I grew up a Nintendo kid with an Xbox on the side to play Halo and Guitar Hero, but that all changed when FromSoftware released the original Demon’s Souls on PS3 back in 2009. Discourse around the first Souls was a combination of criticism for the punishing difficulty and overall jankiness, mixed with plaudits for innovation – in an era of gaming defined by hand-holding tutorials, Demon’s Souls was all about friction. That was enough to convince me, but after reaching the first boss I realized I made a mistake. Demon’s Souls wasn’t fun. It was needlessly cruel. Fifteen years later, this same complaint is being leveled at Elden Ring: Shadow of the Erdtree.
The spike in difficulty from the base game to the Land of Shadow is immense, but at the same time wholly necessary. The very core of the soulslike games relies on teaching the player through punishing difficulty, and once the player learns, the game becomes much more manageable. Elden Ring Shadow of Erdtree is no different.
Much like how Bloodborne felt insurmountable when it focused, compared to its peers, on all-out aggression, and Sekiro: Shadows Die Twice’s perfectly tuned deflection system led to much initial grumbling, Shadow of the Erdtree pulls everything you know about Elden Ring out from beneath you.
You can’t grind runes and pump the Vigor stat to overcome Margit, The Fell Omen here. You have to explore the world for Scadutree Fragments to have a shot at taking on even minor bosses like the Blackgaol Knight. There’s no set path through the Land of Shadow, no clear progress route from one legacy dungeon to another. Instead, progress is tied closely to an easter egg hunt.

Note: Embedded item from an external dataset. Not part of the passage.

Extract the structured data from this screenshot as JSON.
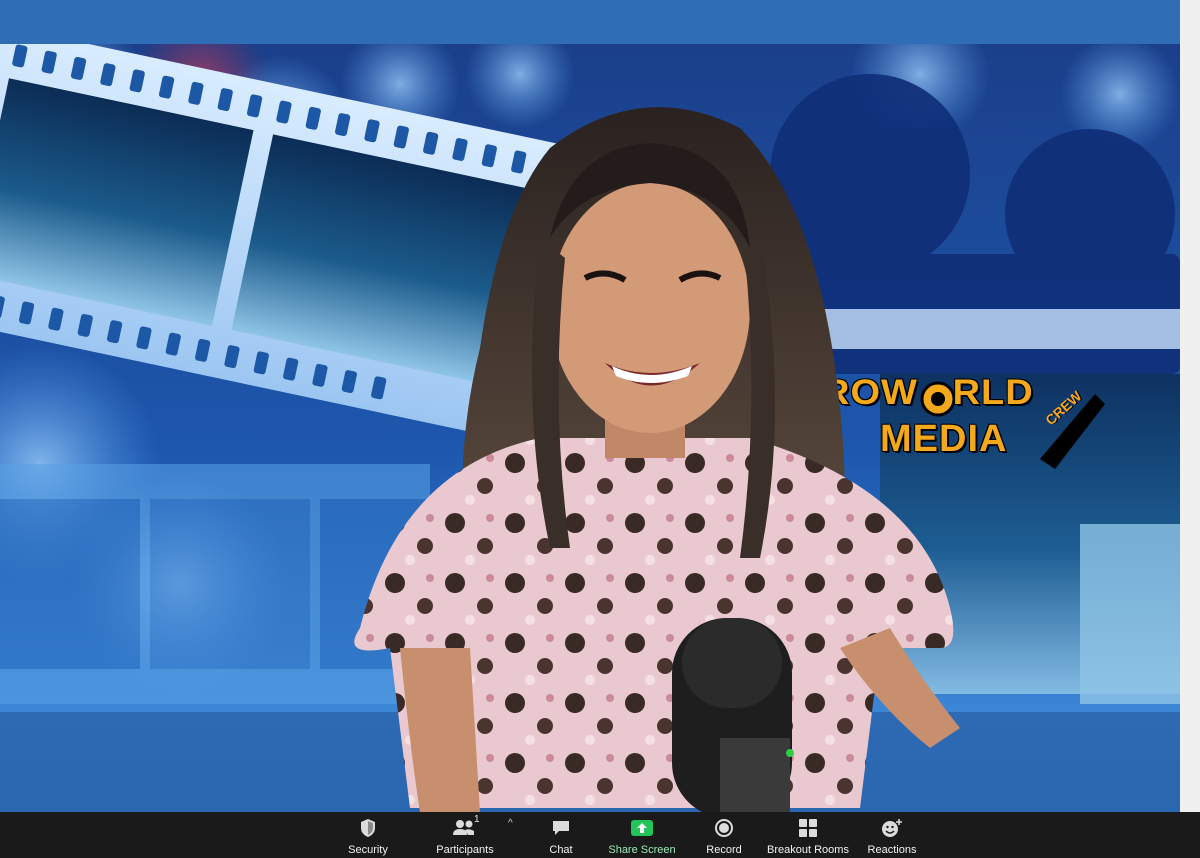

Take the aforementioned Blackgaol Knight. I couldn’t beat him at first as his attacks would one or two-shot me, but he posed little threat when I returned later on after bumping up my Scadutree level. Likewise, I banged my head against the wall that is Messmer, the Impaler for hours in order to write my walkthrough guide, only to realize I could’ve explored quite a lot more before taking him on, raising my Scadutree level in the progress. In fact, the areas I visited after were much easier to manage.
I realized Shadow of the Erdtree functions in reverse of a regular game, where you’d expect light bumps at the forefront and devious challenges nearer the end. Elden Ring and its DLC instead thrust insurmountable challenges in your face and hide the ways to ease them behind exploration and auxiliary mechanics.
The most readily available boons are the Spirit Ash and multiplayer summons. Many may not like it, but Shadow of the Erdtree is balanced for summoning, leaving the diehard players an incredibly steep challenge to take on solo if they so choose.
But it’s not just summons. In the base game’s Lands Between, I never found the need to manage resistances and buff damage output. Once I learned it helps in the Land of Shadow, however, my quest to find Miquella became so much easier. Items like Boiled Prawns and talismans like the Dragoncrest Greatshield can negate up to 35% of physical damage. I began using spells like Flame Grant Me Strength and Golden Vow to hit a bit harder. Combined with the massive Scadutree buffs, the Land of Shadow resembled the Lands Between before long.
That said, Shadow of the Erdtree isn’t exempt from criticism. The hyper-aggressive bosses punish the use of slow but incredibly fun spells like the Dragon Communion incantations, greatly limiting viable Elden Ring builds no matter how prepared you are. And yes, the final boss of the DLC is ridiculously overpowered, though I’d argue most would see a more manageable finale as a disappointment.
Still, learning remains at the very core of the Souls series and its cousins. The only way for FromSoftware to continue to make engaging, challenging adventures that push the action RPG genre forward is to create new ways to make its games difficult – and subsequently invent new ways to overcome the hurdles they present.
Shadow of the Erdtree is too difficult – but only for now. I have a feeling that, much the same way Demon’s Souls became a walk in the demon-infested park after a decade of learning FromSoftware’s language, by the time Bloodborne 2 rolls around we’ll all look back and say: “Actually, once you know what to do, Shadow of the Erdtree isn’t that hard.”